Sara Sharifpoor
Graduate Student
 
Kinases are signaling proteins that control key cellular processes such as growth, proliferation, apoptosis, differentiation and senescence. There are several studies that present one or more kinases as key misregulated genes in human diseases. Despite their crucial role in cell-signaling and ultimately cell fate, over 25% of kinases in yeast remain uncharacterized, 10 of which have human homologs. One approach for functional characterization of kinases is to search for downstream substrates or interacting proteins. Our lab has recently developed a high-through-put genetic screen that has proven to be powerful tool for identifying novel kinase substrates. The genetic screen is designed based on the idea that overexpression of a substrate in a wild type background may not cause a growth defect, but may cause toxicity or synthetic sickness in a kinase deletion strain.

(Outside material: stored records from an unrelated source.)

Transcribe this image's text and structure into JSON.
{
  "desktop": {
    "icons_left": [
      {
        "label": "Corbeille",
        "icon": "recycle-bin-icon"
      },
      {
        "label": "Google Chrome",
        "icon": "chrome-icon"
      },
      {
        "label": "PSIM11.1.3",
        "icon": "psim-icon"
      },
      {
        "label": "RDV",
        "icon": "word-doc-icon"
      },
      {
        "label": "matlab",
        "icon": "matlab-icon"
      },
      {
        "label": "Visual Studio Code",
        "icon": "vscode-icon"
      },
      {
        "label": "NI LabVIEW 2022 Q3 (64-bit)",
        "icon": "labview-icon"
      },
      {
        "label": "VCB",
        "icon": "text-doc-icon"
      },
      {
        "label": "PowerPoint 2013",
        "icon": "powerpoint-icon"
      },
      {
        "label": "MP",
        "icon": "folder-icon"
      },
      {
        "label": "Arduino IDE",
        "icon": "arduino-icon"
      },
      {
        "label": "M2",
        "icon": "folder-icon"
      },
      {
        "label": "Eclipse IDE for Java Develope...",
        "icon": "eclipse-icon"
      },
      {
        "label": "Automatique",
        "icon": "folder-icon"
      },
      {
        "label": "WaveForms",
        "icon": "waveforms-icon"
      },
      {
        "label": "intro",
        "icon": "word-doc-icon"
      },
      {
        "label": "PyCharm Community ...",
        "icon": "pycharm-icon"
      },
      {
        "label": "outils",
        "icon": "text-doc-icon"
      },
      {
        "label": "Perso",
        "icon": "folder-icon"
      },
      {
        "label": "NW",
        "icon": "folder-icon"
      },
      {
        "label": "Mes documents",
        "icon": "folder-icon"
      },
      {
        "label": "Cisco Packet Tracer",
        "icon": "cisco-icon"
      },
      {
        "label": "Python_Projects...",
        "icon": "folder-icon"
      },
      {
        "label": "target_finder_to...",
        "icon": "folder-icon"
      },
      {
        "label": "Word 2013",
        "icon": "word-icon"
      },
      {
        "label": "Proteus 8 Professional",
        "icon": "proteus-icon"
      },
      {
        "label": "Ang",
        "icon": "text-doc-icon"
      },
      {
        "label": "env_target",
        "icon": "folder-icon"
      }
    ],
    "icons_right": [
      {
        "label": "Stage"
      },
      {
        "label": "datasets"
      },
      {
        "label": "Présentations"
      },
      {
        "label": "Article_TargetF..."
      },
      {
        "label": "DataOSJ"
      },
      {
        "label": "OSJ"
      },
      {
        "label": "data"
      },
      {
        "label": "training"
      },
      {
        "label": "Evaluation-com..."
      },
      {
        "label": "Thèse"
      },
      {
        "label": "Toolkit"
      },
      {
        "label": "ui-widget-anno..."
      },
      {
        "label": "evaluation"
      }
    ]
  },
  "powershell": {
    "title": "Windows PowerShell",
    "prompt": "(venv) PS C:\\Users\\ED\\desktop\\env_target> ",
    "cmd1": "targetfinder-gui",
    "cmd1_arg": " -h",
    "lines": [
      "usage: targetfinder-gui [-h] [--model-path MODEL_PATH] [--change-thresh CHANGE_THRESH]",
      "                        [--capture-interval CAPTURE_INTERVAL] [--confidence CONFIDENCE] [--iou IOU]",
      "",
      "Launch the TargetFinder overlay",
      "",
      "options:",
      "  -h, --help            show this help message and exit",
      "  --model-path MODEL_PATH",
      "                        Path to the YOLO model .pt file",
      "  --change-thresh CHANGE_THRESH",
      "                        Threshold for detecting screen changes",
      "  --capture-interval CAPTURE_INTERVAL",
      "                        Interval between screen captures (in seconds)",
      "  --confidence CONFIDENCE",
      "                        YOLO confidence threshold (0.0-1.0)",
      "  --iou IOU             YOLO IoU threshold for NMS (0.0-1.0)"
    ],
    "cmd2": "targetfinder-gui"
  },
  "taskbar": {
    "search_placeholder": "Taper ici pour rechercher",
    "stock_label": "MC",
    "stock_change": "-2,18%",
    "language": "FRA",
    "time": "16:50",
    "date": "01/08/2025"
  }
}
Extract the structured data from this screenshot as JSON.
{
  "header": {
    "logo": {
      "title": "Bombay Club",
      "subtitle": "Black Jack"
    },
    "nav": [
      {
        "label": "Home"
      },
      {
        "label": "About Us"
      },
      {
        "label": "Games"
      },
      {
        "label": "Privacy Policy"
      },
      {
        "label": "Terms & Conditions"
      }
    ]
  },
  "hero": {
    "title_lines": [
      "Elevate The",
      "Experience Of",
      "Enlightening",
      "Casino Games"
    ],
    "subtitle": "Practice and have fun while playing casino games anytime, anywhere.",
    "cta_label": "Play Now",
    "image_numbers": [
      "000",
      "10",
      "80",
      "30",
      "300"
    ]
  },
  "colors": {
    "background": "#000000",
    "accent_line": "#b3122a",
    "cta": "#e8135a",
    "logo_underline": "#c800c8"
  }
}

This tool, known as Synthetic Dosage Lethality (SDL) screening, in conjuction with robotic synthetic genetic array technology, has been previously used in our lab to identify both known and novel substrates of Pho85, a cyclin-dependent kinase involved in cell cycle progression. Since the genome-wide SDL screen was proven fruitful for Pho85, we are performing SDL screens on all the kinases in budding yeast. To test if SDL can be successful in identifying known targets of the other kinases, we randomly chose 21 kinases and searched the literature databases to identify known targets. Each known substrate was overexpressed in both a wild type strain and its corresponding kinase delete background and the relative growth rates were assayed. Among the 21 kinases tested, 15 show an SDL phenotype with one or more previously known interacting proteins, suggesting that SDL screening can be used in a genome-wide scale for the majority of the kinases. Using such genome-wide screens, we have been able to identify both characterized substrates and several unknown interacting partners. The power of such a high-through-put robotic method allows for the generation of vast quantity of data that can be useful for the scientific community in assigning function to their kinase of interest. With this robotic technology, one can map the entire kinase interaction network in the cell and assign function to both known and putative genes.